The relatively low value of transactions discourages galleries from exhibiting, which has consequences for the fairs. Photo Taipei is a case in point: lack of vendor interest caused it to be suspended in 2013, its fifth year of existence.
The market for collectable photographs so far remains relatively small for a number of reasons, including the state of the economy as a whole, the basic level of appreciation of art photos, and attitudes towards photography as an art. But the main reason is that buyers have doubts about the exclusivity of prints.
Chiu says that most people think of photographs as duplicates, but argues that this isn’t quite accurate. He explains that while photographs, like prints, videos, and sculptures, can be duplicated, artists carefully limit the number of copies they make to alleviate collectors’ concerns about the uniqueness of their purchases. The result is that photographs are usually printed in two or three sizes, and limited to runs of no more than 20 prints.

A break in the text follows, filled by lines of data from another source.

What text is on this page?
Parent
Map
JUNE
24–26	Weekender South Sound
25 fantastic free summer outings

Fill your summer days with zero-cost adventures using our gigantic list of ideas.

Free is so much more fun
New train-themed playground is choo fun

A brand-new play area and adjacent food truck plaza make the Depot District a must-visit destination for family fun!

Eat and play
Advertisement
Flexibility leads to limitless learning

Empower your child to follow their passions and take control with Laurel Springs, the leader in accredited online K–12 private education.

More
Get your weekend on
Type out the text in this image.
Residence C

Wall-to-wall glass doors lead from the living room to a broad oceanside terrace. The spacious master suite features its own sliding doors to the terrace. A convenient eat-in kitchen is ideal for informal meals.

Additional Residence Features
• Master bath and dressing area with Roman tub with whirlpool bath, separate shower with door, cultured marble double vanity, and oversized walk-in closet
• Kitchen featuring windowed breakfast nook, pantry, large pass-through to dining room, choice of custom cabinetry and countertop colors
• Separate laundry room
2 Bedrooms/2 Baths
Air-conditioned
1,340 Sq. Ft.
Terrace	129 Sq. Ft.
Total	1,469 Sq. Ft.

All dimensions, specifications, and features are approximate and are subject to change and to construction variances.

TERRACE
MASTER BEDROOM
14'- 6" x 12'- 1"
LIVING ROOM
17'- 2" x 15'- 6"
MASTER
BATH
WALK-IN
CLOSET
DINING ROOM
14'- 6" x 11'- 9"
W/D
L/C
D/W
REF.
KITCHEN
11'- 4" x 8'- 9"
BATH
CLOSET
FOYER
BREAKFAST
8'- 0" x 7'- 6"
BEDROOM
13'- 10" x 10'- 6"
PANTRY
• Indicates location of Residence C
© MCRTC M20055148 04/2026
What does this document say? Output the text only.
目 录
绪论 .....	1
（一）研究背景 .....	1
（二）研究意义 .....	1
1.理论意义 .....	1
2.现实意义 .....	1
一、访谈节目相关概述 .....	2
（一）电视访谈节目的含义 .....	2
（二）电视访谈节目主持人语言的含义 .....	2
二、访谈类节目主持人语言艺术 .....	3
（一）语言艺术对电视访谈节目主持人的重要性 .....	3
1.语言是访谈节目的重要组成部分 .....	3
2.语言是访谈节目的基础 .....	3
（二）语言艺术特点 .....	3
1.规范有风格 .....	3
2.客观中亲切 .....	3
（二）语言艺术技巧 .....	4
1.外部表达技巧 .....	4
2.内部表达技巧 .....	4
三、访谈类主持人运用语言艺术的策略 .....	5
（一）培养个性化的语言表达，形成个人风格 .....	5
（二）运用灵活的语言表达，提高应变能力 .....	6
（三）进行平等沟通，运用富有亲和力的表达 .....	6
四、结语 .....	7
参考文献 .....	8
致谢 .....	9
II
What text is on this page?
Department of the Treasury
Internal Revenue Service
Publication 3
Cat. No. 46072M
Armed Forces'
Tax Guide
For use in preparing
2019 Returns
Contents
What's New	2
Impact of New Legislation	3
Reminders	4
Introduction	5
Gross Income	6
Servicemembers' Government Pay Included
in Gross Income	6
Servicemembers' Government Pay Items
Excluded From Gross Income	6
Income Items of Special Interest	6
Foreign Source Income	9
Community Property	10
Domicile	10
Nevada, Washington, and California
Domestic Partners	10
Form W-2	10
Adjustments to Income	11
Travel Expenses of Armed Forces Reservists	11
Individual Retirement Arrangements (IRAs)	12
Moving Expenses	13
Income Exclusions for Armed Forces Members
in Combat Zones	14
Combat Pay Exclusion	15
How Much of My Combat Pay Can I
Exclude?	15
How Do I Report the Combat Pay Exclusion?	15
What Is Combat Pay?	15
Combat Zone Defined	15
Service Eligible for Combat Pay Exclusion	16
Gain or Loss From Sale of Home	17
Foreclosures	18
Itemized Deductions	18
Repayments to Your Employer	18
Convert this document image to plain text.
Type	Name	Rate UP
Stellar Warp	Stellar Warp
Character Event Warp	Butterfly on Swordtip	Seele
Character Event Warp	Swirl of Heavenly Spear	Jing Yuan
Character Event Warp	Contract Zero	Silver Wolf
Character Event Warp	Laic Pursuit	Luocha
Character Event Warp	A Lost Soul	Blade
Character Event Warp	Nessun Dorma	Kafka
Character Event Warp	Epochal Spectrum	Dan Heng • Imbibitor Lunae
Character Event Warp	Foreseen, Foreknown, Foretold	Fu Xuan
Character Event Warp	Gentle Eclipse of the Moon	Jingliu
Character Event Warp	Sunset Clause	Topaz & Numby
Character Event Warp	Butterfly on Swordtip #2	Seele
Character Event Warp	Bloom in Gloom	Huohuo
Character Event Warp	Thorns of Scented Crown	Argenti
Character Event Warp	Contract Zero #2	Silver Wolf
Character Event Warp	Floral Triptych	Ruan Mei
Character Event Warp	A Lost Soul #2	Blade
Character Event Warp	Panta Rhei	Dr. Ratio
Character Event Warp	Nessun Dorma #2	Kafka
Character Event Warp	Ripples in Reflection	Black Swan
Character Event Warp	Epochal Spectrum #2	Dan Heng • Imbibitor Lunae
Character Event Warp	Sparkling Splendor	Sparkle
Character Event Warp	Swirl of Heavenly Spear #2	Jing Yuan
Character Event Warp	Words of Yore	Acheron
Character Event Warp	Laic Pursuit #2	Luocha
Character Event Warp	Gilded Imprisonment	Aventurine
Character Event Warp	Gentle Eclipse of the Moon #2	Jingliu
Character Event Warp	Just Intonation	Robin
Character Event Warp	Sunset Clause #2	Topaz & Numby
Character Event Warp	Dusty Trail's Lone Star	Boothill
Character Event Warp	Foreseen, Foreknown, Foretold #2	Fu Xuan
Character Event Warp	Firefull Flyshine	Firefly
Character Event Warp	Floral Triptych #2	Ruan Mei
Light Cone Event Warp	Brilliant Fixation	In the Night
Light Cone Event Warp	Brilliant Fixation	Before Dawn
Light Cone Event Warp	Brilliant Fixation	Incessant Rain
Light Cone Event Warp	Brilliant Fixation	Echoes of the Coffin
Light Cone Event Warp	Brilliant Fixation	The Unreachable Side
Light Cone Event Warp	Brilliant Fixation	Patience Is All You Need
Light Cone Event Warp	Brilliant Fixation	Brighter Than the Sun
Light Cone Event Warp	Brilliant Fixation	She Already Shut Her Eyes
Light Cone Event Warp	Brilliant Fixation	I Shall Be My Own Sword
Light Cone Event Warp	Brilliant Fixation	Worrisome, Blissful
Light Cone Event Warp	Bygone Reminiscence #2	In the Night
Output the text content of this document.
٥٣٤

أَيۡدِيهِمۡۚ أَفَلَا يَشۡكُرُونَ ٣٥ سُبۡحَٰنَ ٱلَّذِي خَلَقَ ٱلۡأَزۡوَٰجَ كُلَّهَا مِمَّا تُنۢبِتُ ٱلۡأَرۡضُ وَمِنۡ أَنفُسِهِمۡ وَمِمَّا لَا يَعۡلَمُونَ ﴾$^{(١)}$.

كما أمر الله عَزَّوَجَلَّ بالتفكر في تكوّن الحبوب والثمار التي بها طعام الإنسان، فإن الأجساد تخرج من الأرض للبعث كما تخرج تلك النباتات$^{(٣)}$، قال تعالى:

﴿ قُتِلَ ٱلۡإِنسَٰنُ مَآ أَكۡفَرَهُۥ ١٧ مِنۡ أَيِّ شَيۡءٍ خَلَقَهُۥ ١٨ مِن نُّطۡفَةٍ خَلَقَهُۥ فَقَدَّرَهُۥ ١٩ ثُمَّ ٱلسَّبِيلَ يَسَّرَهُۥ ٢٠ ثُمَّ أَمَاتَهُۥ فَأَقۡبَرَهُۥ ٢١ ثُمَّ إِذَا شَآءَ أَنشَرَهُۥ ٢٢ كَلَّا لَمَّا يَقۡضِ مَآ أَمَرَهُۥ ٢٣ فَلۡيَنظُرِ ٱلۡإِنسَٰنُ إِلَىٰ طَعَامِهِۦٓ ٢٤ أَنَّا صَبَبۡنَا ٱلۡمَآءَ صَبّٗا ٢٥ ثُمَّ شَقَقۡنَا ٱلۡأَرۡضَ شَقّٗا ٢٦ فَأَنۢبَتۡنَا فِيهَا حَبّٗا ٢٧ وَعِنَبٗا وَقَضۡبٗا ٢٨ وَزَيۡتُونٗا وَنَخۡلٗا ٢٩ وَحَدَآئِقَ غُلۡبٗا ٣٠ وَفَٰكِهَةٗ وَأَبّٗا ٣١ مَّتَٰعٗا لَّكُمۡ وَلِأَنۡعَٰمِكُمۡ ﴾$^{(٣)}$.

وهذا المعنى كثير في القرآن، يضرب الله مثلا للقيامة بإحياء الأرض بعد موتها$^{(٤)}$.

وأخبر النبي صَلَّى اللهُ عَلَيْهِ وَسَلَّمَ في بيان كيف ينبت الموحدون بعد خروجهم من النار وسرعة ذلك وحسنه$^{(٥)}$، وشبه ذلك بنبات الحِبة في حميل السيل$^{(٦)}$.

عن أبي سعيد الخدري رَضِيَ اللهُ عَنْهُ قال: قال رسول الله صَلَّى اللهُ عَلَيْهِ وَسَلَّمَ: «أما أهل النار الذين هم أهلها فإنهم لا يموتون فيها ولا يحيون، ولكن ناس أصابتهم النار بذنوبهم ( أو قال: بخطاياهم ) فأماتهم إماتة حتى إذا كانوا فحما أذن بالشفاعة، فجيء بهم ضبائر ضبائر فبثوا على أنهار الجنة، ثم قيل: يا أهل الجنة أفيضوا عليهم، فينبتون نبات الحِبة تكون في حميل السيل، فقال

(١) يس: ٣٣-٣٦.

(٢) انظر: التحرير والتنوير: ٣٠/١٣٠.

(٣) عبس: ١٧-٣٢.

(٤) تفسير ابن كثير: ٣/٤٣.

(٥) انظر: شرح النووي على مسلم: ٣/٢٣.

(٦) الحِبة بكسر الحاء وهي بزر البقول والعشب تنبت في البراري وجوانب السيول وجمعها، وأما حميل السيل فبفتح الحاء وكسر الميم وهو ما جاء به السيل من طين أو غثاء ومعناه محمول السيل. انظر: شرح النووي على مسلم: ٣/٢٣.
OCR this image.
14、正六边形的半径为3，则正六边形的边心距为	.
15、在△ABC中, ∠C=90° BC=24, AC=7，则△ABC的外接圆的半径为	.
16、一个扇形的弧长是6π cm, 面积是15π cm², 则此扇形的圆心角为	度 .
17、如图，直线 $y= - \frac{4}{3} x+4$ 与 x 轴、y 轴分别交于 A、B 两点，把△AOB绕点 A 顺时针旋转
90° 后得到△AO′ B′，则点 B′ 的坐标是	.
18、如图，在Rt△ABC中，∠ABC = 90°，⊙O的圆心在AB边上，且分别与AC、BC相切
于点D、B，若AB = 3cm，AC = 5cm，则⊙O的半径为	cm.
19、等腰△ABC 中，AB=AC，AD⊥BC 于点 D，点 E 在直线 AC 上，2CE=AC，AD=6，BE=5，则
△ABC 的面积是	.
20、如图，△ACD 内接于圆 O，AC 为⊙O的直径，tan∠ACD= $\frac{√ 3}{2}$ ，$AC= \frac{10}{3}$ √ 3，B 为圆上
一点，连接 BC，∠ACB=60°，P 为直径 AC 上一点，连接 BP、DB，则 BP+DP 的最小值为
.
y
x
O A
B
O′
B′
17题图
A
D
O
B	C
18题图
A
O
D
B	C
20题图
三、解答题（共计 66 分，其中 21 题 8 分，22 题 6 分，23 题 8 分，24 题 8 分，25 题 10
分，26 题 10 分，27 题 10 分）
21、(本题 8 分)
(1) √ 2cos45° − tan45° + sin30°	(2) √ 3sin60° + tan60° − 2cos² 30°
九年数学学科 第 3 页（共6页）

Taiwan Photo Fair exhibited Jock Sturges’ oversized collection Familiar.
Even though the local collectors’ market isn’t yet mature, a number of people have observed that galleries have been holding more photographic exhibitions over the last few years, at least two or three per year.
“The market is still being created,” says Chiu. “It will be much more mature in five years.” The fact that contemporary Taiwanese artists such as Wu Tien-chang and Chen Chieh-jen are garnering international attention for their use of photographic media, and that Japanese photographer Hiroshi Sugimoto drew crowds and sold several works at his talk at 2012’s Art Taipei, clearly indicates that there is potential for fine-art photography collecting in Asia.
“The market for photographic works and collections has been heating up all over the world. Information on the market in Taiwan isn’t so readily available, but single photos have been generating returns of 20–30%, and prices have been rising steadily every year,” says Chuan. Speaking as a gallery owner—he owned TIVAC for 14 years—Chuan is very optimistic about the market’s outlook.
Works by contemporary Taiwanese masters such as Chang Chao-tang, Chuang Ling, and Quo Ying-sheng have been appearing at Asian auctions, but they aren’t the only ones attracting attention. In fact, collectors have also been showing interest in pieces by mid-career artists such as Shen Chao-liang, a one-time social documentary photographer who has more recently turned to contemporary photography.
Photography critic Chang May-ling believes that for all that the market can provide artists with the support they need to create, artists have to be careful not to let it dictate the direction of their art.
“Photographs quickly become dated, and 99% of them will see their prices decline,” says Tou. “I tell all my buyers, if you’re thinking only of making money, you’d be better off buying stocks.” Tou believes the impetus to create doesn’t originate with the market, but grows instead from an inner yearning. He argues that this is what collectors should respond to. “Don’t collect art in hopes of generating investment returns. Do it because it moves you.”